Gerade der letztgenannte Punkt muss die Verantwortlichen in Waterloo besonders erbittern, zeigt er doch, wie schwer es ist, die Position in der Auseinandersetzung zumindest mit den Regulatoren zu verbessern. Die Pressemitteilung anlässlich der Klage beim Europäischen Gerichtshof spricht denn auch eine deutliche Sprache: Die Formulierungen lassen durchblicken, dass man die Kommission der unverbesserlichen Sturheit verdächtig. Zu tief sitzt bei den Kommissaren vermutlich das Misstrauen gegen den "amerikanischen Gorilla" und die Branche insgesamt. Ob es einer Europay besser gelungen wäre, sich mit der Kommission zu einigen, sei dahingestellt und ist ohnehin müßige Spekulation.

Auch der weitere Fortgang der Verhandlungen von Visa mit der EU-Kommission über eine neuerliche Freistellung der Inter -change-Sätze wird - mit welchem Ergebnis auch immer die Gespräche letztlich enden - schwerlich als Indiz dafür herhalten können, ob der Charakter als eigenständiges europäisches Unternehmen das Wohlwollen der europäischen Wettbewerbshüter erhöht. Allzu viele verschiedene Faktoren dürften hier hineinspielen.

Und dennoch: Nach dem vor Ostern erfolgreich vollzogenen Börsengang von Visa Inc. hat Visa Europe die Gelegenheit nicht ausgelassen, erneut auf den weiter fortbestehenden Status einer Mitgliederorganisation hinzuweisen, bei der die 4 600 europäischen Mitgliedsbanken das Sagen haben. Begründet wird diese Entscheidung mit Sepa: Der Zahlungsverkehr in Europa befinde sich an einem kritischen Punkt seiner Entwicklung. Eine eigenständige Organisation Visa Europe wird dabei als Antwort auf die spezifisch europäischen Herausforderungen hervorgehoben.

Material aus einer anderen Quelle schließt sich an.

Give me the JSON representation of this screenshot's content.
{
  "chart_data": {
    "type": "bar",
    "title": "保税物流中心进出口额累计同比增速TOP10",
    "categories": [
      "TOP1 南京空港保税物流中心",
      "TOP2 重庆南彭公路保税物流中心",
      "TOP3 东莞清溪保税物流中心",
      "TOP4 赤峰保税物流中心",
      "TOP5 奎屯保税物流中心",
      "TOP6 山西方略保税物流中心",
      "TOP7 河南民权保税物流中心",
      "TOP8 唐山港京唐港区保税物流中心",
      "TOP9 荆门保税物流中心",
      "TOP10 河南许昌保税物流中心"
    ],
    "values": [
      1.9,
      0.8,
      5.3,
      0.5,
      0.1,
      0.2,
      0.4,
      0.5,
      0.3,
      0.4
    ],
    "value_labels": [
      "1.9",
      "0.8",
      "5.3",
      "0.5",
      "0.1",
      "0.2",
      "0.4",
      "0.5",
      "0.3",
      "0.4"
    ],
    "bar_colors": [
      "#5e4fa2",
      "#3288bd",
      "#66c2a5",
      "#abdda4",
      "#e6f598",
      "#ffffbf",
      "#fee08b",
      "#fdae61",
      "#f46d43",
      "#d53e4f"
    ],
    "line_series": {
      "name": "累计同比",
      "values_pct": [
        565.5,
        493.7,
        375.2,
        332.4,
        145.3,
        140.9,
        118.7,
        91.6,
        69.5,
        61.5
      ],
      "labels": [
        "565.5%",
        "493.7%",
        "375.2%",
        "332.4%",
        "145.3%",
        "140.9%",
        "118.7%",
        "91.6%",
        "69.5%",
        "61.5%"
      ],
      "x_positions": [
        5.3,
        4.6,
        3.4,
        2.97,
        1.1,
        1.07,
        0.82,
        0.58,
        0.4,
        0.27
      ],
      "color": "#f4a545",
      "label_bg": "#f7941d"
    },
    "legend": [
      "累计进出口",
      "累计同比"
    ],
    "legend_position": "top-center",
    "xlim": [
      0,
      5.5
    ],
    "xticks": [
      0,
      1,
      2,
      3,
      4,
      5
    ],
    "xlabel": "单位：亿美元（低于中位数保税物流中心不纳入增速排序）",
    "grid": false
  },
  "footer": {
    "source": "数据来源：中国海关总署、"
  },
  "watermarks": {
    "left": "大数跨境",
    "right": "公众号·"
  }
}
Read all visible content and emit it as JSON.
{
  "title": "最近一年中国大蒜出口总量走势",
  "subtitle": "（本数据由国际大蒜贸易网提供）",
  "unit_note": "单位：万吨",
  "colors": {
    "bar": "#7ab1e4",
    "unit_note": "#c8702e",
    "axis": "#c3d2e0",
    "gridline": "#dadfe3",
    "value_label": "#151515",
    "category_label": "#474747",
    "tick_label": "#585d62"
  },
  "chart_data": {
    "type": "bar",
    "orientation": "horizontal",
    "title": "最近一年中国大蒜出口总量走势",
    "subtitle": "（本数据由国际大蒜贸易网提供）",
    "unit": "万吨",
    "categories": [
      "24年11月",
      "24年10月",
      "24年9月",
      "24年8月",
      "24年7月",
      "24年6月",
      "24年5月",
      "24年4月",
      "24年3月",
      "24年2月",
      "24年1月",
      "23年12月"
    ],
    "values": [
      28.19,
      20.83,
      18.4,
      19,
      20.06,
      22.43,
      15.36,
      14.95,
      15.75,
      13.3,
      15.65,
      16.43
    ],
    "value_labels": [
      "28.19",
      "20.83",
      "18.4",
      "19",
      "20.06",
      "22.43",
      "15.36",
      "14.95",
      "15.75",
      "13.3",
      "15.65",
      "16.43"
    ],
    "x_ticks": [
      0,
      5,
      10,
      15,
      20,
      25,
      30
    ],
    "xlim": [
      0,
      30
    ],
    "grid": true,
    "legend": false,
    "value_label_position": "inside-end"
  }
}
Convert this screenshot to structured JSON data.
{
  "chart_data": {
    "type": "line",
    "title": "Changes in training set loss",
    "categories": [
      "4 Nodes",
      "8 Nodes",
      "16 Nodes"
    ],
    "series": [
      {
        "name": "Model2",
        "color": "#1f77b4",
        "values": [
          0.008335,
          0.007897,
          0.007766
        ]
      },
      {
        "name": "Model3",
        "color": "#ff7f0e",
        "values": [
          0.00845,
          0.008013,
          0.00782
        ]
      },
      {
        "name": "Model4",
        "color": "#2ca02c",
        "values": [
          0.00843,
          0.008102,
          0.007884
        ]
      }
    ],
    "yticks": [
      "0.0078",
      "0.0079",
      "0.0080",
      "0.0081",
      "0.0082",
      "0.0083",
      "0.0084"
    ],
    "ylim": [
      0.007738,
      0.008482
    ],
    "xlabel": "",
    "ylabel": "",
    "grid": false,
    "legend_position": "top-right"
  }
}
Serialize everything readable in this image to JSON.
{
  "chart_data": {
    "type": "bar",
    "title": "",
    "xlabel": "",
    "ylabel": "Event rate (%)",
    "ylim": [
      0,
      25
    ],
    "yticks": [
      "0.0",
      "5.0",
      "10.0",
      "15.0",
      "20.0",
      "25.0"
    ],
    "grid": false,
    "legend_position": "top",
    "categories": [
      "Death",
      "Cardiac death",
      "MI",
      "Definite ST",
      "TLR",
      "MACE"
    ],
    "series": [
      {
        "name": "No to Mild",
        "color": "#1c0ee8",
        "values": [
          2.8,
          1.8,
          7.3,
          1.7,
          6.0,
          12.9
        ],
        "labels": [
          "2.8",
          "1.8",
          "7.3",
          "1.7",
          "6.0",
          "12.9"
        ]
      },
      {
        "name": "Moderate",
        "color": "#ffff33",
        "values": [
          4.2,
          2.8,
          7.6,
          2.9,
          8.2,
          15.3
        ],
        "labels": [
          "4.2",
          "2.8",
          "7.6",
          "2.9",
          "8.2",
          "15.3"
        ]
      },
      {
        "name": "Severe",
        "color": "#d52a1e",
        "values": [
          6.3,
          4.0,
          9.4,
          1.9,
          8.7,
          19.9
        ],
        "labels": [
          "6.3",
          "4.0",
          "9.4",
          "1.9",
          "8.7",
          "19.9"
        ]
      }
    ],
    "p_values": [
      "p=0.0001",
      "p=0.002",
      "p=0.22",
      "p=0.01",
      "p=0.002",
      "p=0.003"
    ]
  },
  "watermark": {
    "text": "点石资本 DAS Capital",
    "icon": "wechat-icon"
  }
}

Neue Dezentralisierung bei Mastercard?

Auch Mastercard hat darauf mittlerweile eine neue Antwort gegeben: Für europäische Projekte wie das kontaktlose Zahlen wurde der Geschäftsbereich "European Business Development" neu geschaffen. Die Kehrtwende hin zu einer neuen Dezentralisierung als indirektes Eingeständnis, dass die "Eingemeindung" der früheren Europay in Mastercard vielleicht doch nicht der richtige Weg war, soll dies jedoch ausdrücklich nicht sein. Vielmehr ist der neue Geschäftsbereich zwar dazu da, europaweite Projekte zu koordinieren. Dabei soll er aber gerade besseren Zugriff auf die weltweiten Ressourcen des Unternehmens haben als dies aus den einzelnen Märkten heraus möglich wäre.